Hippo sedation adapted for Perth sea lion tagging

Even for a veterinarian who regularly anaesthetises antelopes, giraffes and hippopotamuses, the Australian sea lions off Perth were a new challenge for Werribee Open Range Zoo’s Dr Brett Gardner.

The Victorian based wildlife vet, supporting Dr Simone Vitali – a former specialist veterinarian with  the Department of Biodiversity Conservation and Attractions in Perth – helped fit satellite tracking devices to the endangered mammals after using a novel anaesthetic regime designed to reduce the risk of drowning and aid a quicker recovery.

Dr Gardner said the team working on the WAMSI Westport Marine Science Program satellite tagging operation included boat and beach crews as well as swimmers.

“For sea lions, the water is their safe space when they are stressed but when they have just been anaesthetised it is dangerous for them to be there,” Dr Gardner said.

Traditional methods induce a heavy sedation or even full anaesthesia, which can be risky for the animals.  The sea lions’ anatomy including their breath-holding ability, more compressible ribcage and vulnerable trachea add to challenges around anaesthesia.

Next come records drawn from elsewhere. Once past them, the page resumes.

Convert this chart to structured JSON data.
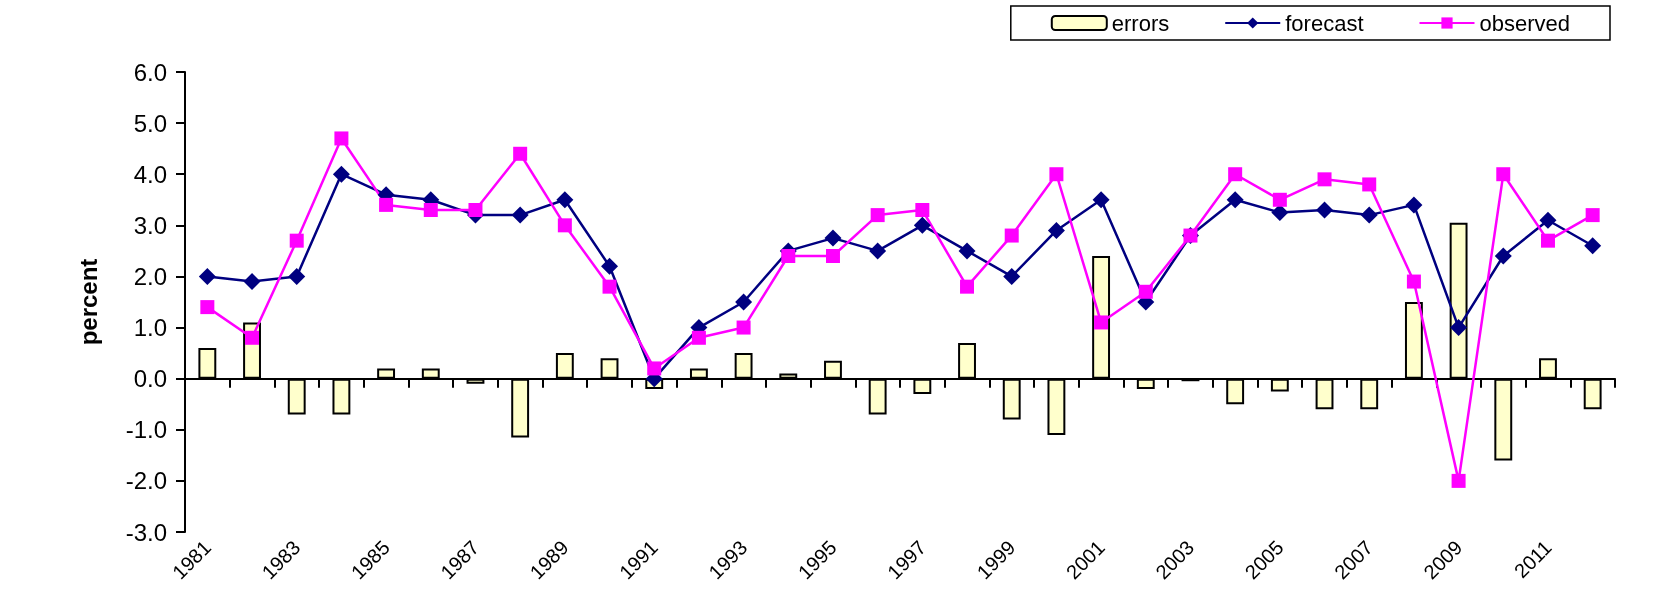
{
  "chart_data": {
    "type": "line",
    "ylabel": "percent",
    "categories": [
      "1981",
      null,
      "1983",
      null,
      "1985",
      null,
      "1987",
      null,
      "1989",
      null,
      "1991",
      null,
      "1993",
      null,
      "1995",
      null,
      "1997",
      null,
      "1999",
      null,
      "2001",
      null,
      "2003",
      null,
      "2005",
      null,
      "2007",
      null,
      "2009",
      null,
      "2011",
      null
    ],
    "series": [
      {
        "name": "errors",
        "type": "bar",
        "color": "#ffffcc",
        "values": [
          0.6,
          1.1,
          -0.7,
          -0.7,
          0.2,
          0.2,
          -0.1,
          -1.15,
          0.5,
          0.4,
          -0.2,
          0.2,
          0.5,
          0.1,
          0.35,
          -0.7,
          -0.3,
          0.7,
          -0.8,
          -1.1,
          2.4,
          -0.2,
          -0.05,
          -0.5,
          -0.25,
          -0.6,
          -0.6,
          1.5,
          3.05,
          -1.6,
          0.4,
          -0.6
        ]
      },
      {
        "name": "forecast",
        "color": "#000080",
        "marker": "diamond",
        "values": [
          2.0,
          1.9,
          2.0,
          4.0,
          3.6,
          3.5,
          3.2,
          3.2,
          3.5,
          2.2,
          0.0,
          1.0,
          1.5,
          2.5,
          2.75,
          2.5,
          3.0,
          2.5,
          2.0,
          2.9,
          3.5,
          1.5,
          2.8,
          3.5,
          3.25,
          3.3,
          3.2,
          3.4,
          1.0,
          2.4,
          3.1,
          2.6
        ]
      },
      {
        "name": "observed",
        "color": "#ff00ff",
        "marker": "square",
        "values": [
          1.4,
          0.8,
          2.7,
          4.7,
          3.4,
          3.3,
          3.3,
          4.4,
          3.0,
          1.8,
          0.2,
          0.8,
          1.0,
          2.4,
          2.4,
          3.2,
          3.3,
          1.8,
          2.8,
          4.0,
          1.1,
          1.7,
          2.8,
          4.0,
          3.5,
          3.9,
          3.8,
          1.9,
          -2.0,
          4.0,
          2.7,
          3.2
        ]
      }
    ],
    "ylim": [
      -3,
      6
    ],
    "yticks": [
      {
        "value": -3,
        "label": "-3.0"
      },
      {
        "value": -2,
        "label": "-2.0"
      },
      {
        "value": -1,
        "label": "-1.0"
      },
      {
        "value": 0,
        "label": "0.0"
      },
      {
        "value": 1,
        "label": "1.0"
      },
      {
        "value": 2,
        "label": "2.0"
      },
      {
        "value": 3,
        "label": "3.0"
      },
      {
        "value": 4,
        "label": "4.0"
      },
      {
        "value": 5,
        "label": "5.0"
      },
      {
        "value": 6,
        "label": "6.0"
      }
    ],
    "legend": "top right",
    "line_style": "solid"
  }
}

“We used a combination of drugs that induce a light sedation, and we had members of the team on the beach and on boats ready to administer medication that reverses their effects in the case of an emergency such as a potential drowning.”

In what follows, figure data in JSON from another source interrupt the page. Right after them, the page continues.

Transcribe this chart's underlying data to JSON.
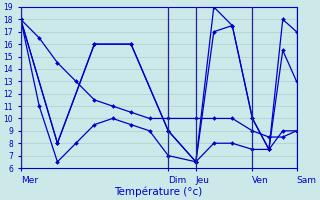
{
  "xlabel": "Température (°c)",
  "background_color": "#cce8e8",
  "grid_color": "#aacfcf",
  "line_color": "#0000cc",
  "sep_color": "#222299",
  "ylim": [
    6,
    19
  ],
  "yticks": [
    6,
    7,
    8,
    9,
    10,
    11,
    12,
    13,
    14,
    15,
    16,
    17,
    18,
    19
  ],
  "day_labels": [
    "Mer",
    "Dim",
    "Jeu",
    "Ven",
    "Sam"
  ],
  "day_positions": [
    0.0,
    0.535,
    0.635,
    0.84,
    1.0
  ],
  "lines": [
    {
      "x": [
        0.0,
        0.067,
        0.133,
        0.2,
        0.267,
        0.333,
        0.4,
        0.467,
        0.535,
        0.635,
        0.7,
        0.767,
        0.84,
        0.9,
        0.95,
        1.0
      ],
      "y": [
        18,
        16.5,
        14.5,
        13,
        11.5,
        11,
        10.5,
        10,
        10,
        10,
        10,
        10,
        9,
        8.5,
        8.5,
        9
      ]
    },
    {
      "x": [
        0.0,
        0.133,
        0.267,
        0.4,
        0.535,
        0.635,
        0.7,
        0.767,
        0.84,
        0.9,
        0.95,
        1.0
      ],
      "y": [
        18,
        8,
        16,
        16,
        9,
        6.5,
        19,
        17.5,
        10,
        7.5,
        18,
        17
      ]
    },
    {
      "x": [
        0.0,
        0.133,
        0.267,
        0.4,
        0.535,
        0.635,
        0.7,
        0.767,
        0.84,
        0.9,
        0.95,
        1.0
      ],
      "y": [
        18,
        8,
        16,
        16,
        9,
        6.5,
        17,
        17.5,
        10,
        7.5,
        15.5,
        13
      ]
    },
    {
      "x": [
        0.0,
        0.067,
        0.133,
        0.2,
        0.267,
        0.333,
        0.4,
        0.467,
        0.535,
        0.635,
        0.7,
        0.767,
        0.84,
        0.9,
        0.95,
        1.0
      ],
      "y": [
        18,
        11,
        6.5,
        8,
        9.5,
        10,
        9.5,
        9,
        7,
        6.5,
        8,
        8,
        7.5,
        7.5,
        9,
        9
      ]
    }
  ]
}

“This lighter sedation is predominantly used to free marine mammals that become caught in fishing line and discarded rope where a heavy sedation would be too dangerous.”

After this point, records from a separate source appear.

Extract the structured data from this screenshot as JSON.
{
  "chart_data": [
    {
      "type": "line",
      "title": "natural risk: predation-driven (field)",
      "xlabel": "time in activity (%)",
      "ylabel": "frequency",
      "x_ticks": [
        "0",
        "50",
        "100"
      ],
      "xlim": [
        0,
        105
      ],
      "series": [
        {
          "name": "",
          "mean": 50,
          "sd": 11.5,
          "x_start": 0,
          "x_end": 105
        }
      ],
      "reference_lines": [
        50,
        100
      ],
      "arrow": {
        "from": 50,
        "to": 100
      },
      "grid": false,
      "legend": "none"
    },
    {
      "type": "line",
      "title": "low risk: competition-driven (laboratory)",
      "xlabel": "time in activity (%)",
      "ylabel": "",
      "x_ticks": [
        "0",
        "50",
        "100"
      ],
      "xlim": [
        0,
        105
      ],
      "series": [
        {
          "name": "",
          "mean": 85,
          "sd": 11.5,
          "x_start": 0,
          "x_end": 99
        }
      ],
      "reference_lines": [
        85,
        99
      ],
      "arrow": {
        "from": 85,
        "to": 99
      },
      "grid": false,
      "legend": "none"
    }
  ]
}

Dr Gardner said the way the sea lions are selected for darting is important.

“We try to target animals that are less likely to react by fleeing into the water, so sleeping sea lions are preferable to ones that are awake.”

The research team works on a sedated sea lion (Photo: Kelly Waples DBCA)

“When we dart animals that are sleeping rather than ones that are alert, they tend to respond like it’s one of their mates that’s bitten them and then they settle down and the anaesthetic takes effect.”

The islands in the Perth metropolitan region are used exclusively by male sea lions but this too posed unique challenges.

“The problem with the Australian sea lion bulls is that they were all on the water’s edge, literally, less than 25 metres away and some are less than five metres from the water.”

“Also, because of their sheer size and their fat deposits you’ve got far fewer suitable areas for a dart to be placed.”

A paper on the anaesthetic regime’s use in Australian sea lions is being written and Drs Gardner and Vitali, said there were no adverse effects observed and the satellite tags were successfully attached to the animals.